Quelques heures avant de devenir le premier président du Brésil à faire l'objet d'une telle demande, M. Temer s'était pourtant dit indestructible.
"Rien ne nous détruira, ni moi, ni mes ministres", a-t-il affirmé lors d'un discours au Palais de Planalto.
Pour que le président soit inculpé et traduit devant la Cour suprême, la demande du procureur-général Rodrigo Janot doit être acceptée par les deux tiers des députés.

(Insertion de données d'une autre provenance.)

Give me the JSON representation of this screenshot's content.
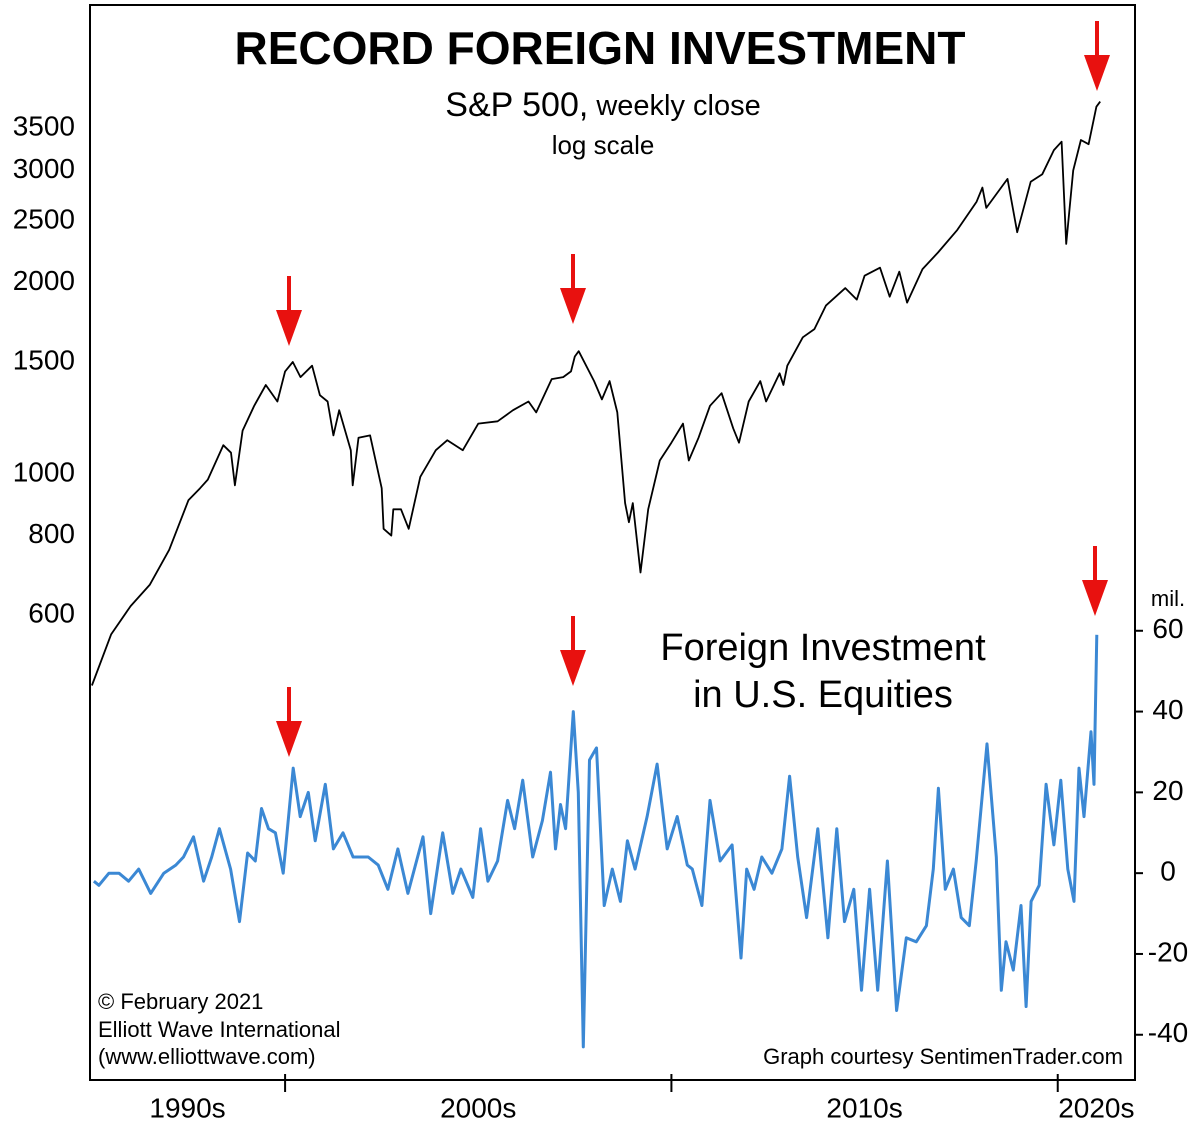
{
  "chart_data": {
    "type": "line",
    "title": "RECORD FOREIGN INVESTMENT",
    "log_y": true,
    "xlim": [
      1994.95,
      2022.0
    ],
    "xticks": [
      2000,
      2010,
      2020
    ],
    "x_labels": [
      "1990s",
      "2000s",
      "2010s",
      "2020s"
    ],
    "ylim": [
      111.5,
      5462
    ],
    "yticks": [
      600,
      800,
      1000,
      1500,
      2000,
      2500,
      3000,
      3500
    ],
    "y2lim": [
      -51.2,
      214.9
    ],
    "y2ticks": [
      -40,
      -20,
      0,
      20,
      40,
      60
    ],
    "y2_unit": "mil.",
    "credits": [
      "© February 2021",
      "Elliott Wave International",
      "(www.elliottwave.com)"
    ],
    "source": "Graph courtesy SentimenTrader.com",
    "series": [
      {
        "name": "S&P 500,",
        "subname": "weekly close",
        "note": "log scale",
        "color": "#000000",
        "x": [
          1995.0,
          1995.5,
          1996.0,
          1996.5,
          1997.0,
          1997.5,
          1997.8,
          1998.0,
          1998.4,
          1998.6,
          1998.7,
          1998.9,
          1999.2,
          1999.5,
          1999.8,
          2000.0,
          2000.2,
          2000.4,
          2000.7,
          2000.9,
          2001.1,
          2001.25,
          2001.4,
          2001.7,
          2001.75,
          2001.9,
          2002.2,
          2002.5,
          2002.55,
          2002.75,
          2002.8,
          2003.0,
          2003.2,
          2003.5,
          2003.9,
          2004.2,
          2004.6,
          2005.0,
          2005.5,
          2005.9,
          2006.3,
          2006.5,
          2006.9,
          2007.2,
          2007.4,
          2007.5,
          2007.6,
          2008.0,
          2008.2,
          2008.4,
          2008.6,
          2008.8,
          2008.9,
          2009.0,
          2009.2,
          2009.4,
          2009.7,
          2010.0,
          2010.3,
          2010.45,
          2010.7,
          2011.0,
          2011.3,
          2011.6,
          2011.75,
          2012.0,
          2012.3,
          2012.45,
          2012.8,
          2012.9,
          2013.0,
          2013.4,
          2013.7,
          2014.0,
          2014.5,
          2014.8,
          2015.0,
          2015.4,
          2015.65,
          2015.9,
          2016.1,
          2016.5,
          2016.9,
          2017.4,
          2017.9,
          2018.05,
          2018.15,
          2018.7,
          2018.95,
          2019.3,
          2019.6,
          2019.9,
          2020.1,
          2020.22,
          2020.4,
          2020.6,
          2020.8,
          2021.0,
          2021.1
        ],
        "values": [
          465,
          560,
          620,
          670,
          760,
          910,
          950,
          980,
          1110,
          1080,
          960,
          1170,
          1280,
          1380,
          1300,
          1450,
          1500,
          1420,
          1480,
          1330,
          1300,
          1150,
          1260,
          1090,
          960,
          1140,
          1150,
          950,
          820,
          800,
          880,
          880,
          820,
          990,
          1090,
          1130,
          1090,
          1200,
          1210,
          1260,
          1300,
          1250,
          1410,
          1420,
          1450,
          1530,
          1560,
          1400,
          1310,
          1400,
          1250,
          900,
          840,
          900,
          700,
          880,
          1050,
          1120,
          1200,
          1050,
          1140,
          1280,
          1340,
          1180,
          1120,
          1300,
          1400,
          1300,
          1440,
          1380,
          1480,
          1640,
          1690,
          1840,
          1960,
          1880,
          2050,
          2110,
          1900,
          2080,
          1860,
          2100,
          2230,
          2420,
          2680,
          2820,
          2620,
          2910,
          2400,
          2880,
          2960,
          3230,
          3330,
          2300,
          3000,
          3350,
          3300,
          3780,
          3850
        ]
      },
      {
        "name": "Foreign Investment",
        "subname": "in U.S. Equities",
        "color": "#3b88d4",
        "axis": "y2",
        "x": [
          1995.05,
          1995.18,
          1995.44,
          1995.7,
          1995.95,
          1996.21,
          1996.52,
          1996.86,
          1997.17,
          1997.37,
          1997.63,
          1997.89,
          1998.1,
          1998.3,
          1998.59,
          1998.82,
          1999.03,
          1999.23,
          1999.39,
          1999.57,
          1999.75,
          1999.95,
          2000.21,
          2000.39,
          2000.6,
          2000.78,
          2001.04,
          2001.25,
          2001.5,
          2001.76,
          2002.15,
          2002.41,
          2002.66,
          2002.92,
          2003.18,
          2003.57,
          2003.77,
          2004.08,
          2004.34,
          2004.55,
          2004.86,
          2005.06,
          2005.25,
          2005.5,
          2005.76,
          2005.94,
          2006.15,
          2006.41,
          2006.66,
          2006.87,
          2007.0,
          2007.13,
          2007.26,
          2007.46,
          2007.59,
          2007.72,
          2007.88,
          2008.06,
          2008.26,
          2008.47,
          2008.68,
          2008.86,
          2009.06,
          2009.37,
          2009.63,
          2009.89,
          2010.15,
          2010.41,
          2010.54,
          2010.79,
          2011.0,
          2011.26,
          2011.57,
          2011.8,
          2011.95,
          2012.14,
          2012.34,
          2012.6,
          2012.86,
          2013.06,
          2013.27,
          2013.5,
          2013.79,
          2014.05,
          2014.28,
          2014.48,
          2014.72,
          2014.92,
          2015.13,
          2015.34,
          2015.59,
          2015.83,
          2016.08,
          2016.34,
          2016.6,
          2016.78,
          2016.91,
          2017.09,
          2017.3,
          2017.5,
          2017.71,
          2017.89,
          2018.17,
          2018.41,
          2018.54,
          2018.66,
          2018.85,
          2019.05,
          2019.18,
          2019.31,
          2019.52,
          2019.7,
          2019.9,
          2020.08,
          2020.26,
          2020.42,
          2020.55,
          2020.68,
          2020.86,
          2020.94,
          2021.01
        ],
        "values": [
          -2,
          -3,
          0,
          0,
          -2,
          1,
          -5,
          0,
          2,
          4,
          9,
          -2,
          4,
          11,
          1,
          -12,
          5,
          3,
          16,
          11,
          10,
          0,
          26,
          14,
          20,
          8,
          22,
          6,
          10,
          4,
          4,
          2,
          -4,
          6,
          -5,
          9,
          -10,
          10,
          -5,
          1,
          -6,
          11,
          -2,
          3,
          18,
          11,
          23,
          4,
          13,
          25,
          6,
          17,
          11,
          40,
          20,
          -43,
          28,
          31,
          -8,
          1,
          -7,
          8,
          1,
          14,
          27,
          6,
          14,
          2,
          1,
          -8,
          18,
          3,
          7,
          -21,
          1,
          -4,
          4,
          0,
          6,
          24,
          4,
          -11,
          11,
          -16,
          11,
          -12,
          -4,
          -29,
          -4,
          -29,
          3,
          -34,
          -16,
          -17,
          -13,
          1,
          21,
          -4,
          1,
          -11,
          -13,
          3,
          32,
          4,
          -29,
          -17,
          -24,
          -8,
          -33,
          -7,
          -3,
          22,
          7,
          23,
          1,
          -7,
          26,
          14,
          35,
          22,
          59
        ]
      }
    ]
  }
}
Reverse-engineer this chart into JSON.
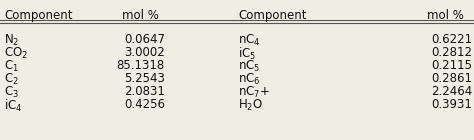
{
  "col_headers": [
    "Component",
    "mol %",
    "Component",
    "mol %"
  ],
  "left_components": [
    "N$_2$",
    "CO$_2$",
    "C$_1$",
    "C$_2$",
    "C$_3$",
    "iC$_4$"
  ],
  "left_values": [
    "0.0647",
    "3.0002",
    "85.1318",
    "5.2543",
    "2.0831",
    "0.4256"
  ],
  "right_components": [
    "nC$_4$",
    "iC$_5$",
    "nC$_5$",
    "nC$_6$",
    "nC$_7$+",
    "H$_2$O"
  ],
  "right_values": [
    "0.6221",
    "0.2812",
    "0.2115",
    "0.2861",
    "2.2464",
    "0.3931"
  ],
  "bg_color": "#f0ede4",
  "header_line_color": "#555555",
  "text_color": "#111111",
  "font_size": 8.5,
  "figsize": [
    4.74,
    1.4
  ],
  "dpi": 100
}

Dans ce cas, M. Temer serait écarté du pouvoir pour une durée pouvant s'étendre à 180 jours.
Le procureur général accuse notamment M. Temer de s'être "prévalu de sa condition de chef d'État" pour recevoir 500.000 réais (environ 150.000 dollars) de pots-de-vins de la part du géant de la viande JBS, impliqué dans le gigantesque scandale de corruption qui touche le Brésil, selon l'acte d'accusation rendu public par la Cour Suprême (STF).
La crise politique a atteint son paroxysme à la mi-mai, avec la révélation d'un enregistrement sonore compromettant dans lequel le chef de l'État semble donner son accord à un des propriétaires de JBS pour acheter le silence d'un ex-député aujourd'hui en prison.
Il y a deux semaines, il a échappé de justesse à la justice électorale, bénéficiant d'un non-lieu dans une affaire de financement illégal de campagne qui aurait pu lui coûter son mandat.
"Il n'y a pas de plan B, il faut continuer à aller de l'avant", a insisté M. Temer, en référence aux mesures d'austérité que son gouvernement tente de mettre en place pour sortir le pays d'une récession historique.
"Réseau de solidarité"
Même si le Brésil donne de timides signes de reprise, la cote de popularité de M. Temer est au plus bas, avec un taux d'approbation de 7%, le pire pour un président brésilien depuis près de 30 ans, selon un sondage publié samedi par Datafolha.
Plus grave encore, 65% des personnes interrogées souhaitent qu'il quitte le pouvoir avant le terme de son mandat, fin 2018.
Il s'agirait du deuxième changement brutal à la tête de l'État en un an, après la destitution controversée de Dilma Rousseff (gauche), dont M. Temer était le vice-président avant qu'elle ne soit écartée du pouvoir pour maquillage des comptes publics.
Selon les spécialistes, ce scénario est néanmoins plus improbable, car le président actuel dispose encore d'appuis importants au Parlement.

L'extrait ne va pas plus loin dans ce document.